Судьи часто останавливают молодых адвокатов на таких вопросах, как: «Припоминаете ли вы 29-е число прошлого месяца?» Вопрос заключается совсем не в том, помнит ли свидетель определенный день; помнит он или нет, это никакого значения не имеет. Вам нужно, чтобы он удостоверил то, что в этот день происходило, т. е. нужны факты, и если число месяца имеет какое бы то ни было значение для дела, то вопрос предложен в самой худшей для спрашивающего форме. Услыхав его, свидетель начинает размышлять о том, помнит он это число или не помнит, и не знает, что сказать. Мы не запоминаем дней. Спросите его, помнит ли он 1 мая 1816 г. (день его рождения), вместо того чтобы спросить, когда он родился.

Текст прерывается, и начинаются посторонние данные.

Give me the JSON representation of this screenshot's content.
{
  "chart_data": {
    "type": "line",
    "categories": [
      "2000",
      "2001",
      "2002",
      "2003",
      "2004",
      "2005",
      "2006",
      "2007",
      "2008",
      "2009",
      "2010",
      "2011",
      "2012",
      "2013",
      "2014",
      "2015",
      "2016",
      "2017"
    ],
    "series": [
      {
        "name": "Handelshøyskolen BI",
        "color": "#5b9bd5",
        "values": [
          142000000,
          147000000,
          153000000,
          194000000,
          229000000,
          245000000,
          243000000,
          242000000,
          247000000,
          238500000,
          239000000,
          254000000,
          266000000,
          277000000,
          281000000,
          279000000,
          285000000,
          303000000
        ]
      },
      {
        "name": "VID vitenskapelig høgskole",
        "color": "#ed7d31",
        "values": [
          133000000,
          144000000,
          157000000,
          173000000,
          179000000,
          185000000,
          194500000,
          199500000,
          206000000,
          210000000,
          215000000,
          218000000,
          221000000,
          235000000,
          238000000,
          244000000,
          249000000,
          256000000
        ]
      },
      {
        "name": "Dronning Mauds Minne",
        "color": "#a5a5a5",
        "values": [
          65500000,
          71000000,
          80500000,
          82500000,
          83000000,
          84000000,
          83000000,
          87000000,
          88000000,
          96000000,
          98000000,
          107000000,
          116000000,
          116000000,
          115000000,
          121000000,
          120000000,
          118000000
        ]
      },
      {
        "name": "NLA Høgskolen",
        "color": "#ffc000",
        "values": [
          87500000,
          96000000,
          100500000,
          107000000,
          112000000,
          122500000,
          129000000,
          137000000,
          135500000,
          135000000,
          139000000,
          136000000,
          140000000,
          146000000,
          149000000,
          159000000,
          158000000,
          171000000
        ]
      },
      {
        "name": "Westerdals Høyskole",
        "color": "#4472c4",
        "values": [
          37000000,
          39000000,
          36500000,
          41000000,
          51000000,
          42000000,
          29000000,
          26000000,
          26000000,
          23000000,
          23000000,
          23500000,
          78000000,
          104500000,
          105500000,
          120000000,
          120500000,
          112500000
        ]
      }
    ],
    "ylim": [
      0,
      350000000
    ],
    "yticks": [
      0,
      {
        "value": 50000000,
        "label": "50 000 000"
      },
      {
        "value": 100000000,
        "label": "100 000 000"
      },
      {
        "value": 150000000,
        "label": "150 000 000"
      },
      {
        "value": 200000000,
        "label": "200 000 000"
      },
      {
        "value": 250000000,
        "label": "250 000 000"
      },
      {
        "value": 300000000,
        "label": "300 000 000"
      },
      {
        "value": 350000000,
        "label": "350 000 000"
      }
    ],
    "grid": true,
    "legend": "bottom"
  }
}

Это одна из самых обыкновенных и вместе с тем самых глупых ошибок, какие только бывают на суде. Поэтому, хотя это и будет повторением, привожу еще один пример. Предположим, что вы спрашиваете свидетеля, помнит ли он 10 июня 1874 г.; по всем вероятиям, он не помнит этого дня; вы оба в одинаковом затруднении и думаете, что ищете разных вещей; спросите, был ли он на Ниагарском водопаде в этом году,— от ответит без колебаний; спросите, в какой день это было,— он скажет: 10 июня. Такими вопросами вы избегаете повода входить в оценку памяти свидетеля; а это всегда рискованный прием, полезный при перекрестном, но не при первоначальном допросе. Забывая об этом и подрывая своими неумелыми вопросами доверие к свидетелю уже с первого его слова, адвокаты наши погубили и будут еще губить немало верных дел. Если, окончив свой допрос, вы оставите свидетеля в смущенном и растерянном состоянии, вашему противнику останется только завершить уже сделанное вами, разбить двумя-тремя ловко рассчитанными вопросами все показание вдребезги. Насколько могу судить по личным наблюдениям, у вас в таких случаях остается уверенность, что дело было выиграно, если бы его не погубила непроходимая глупость свидетеля.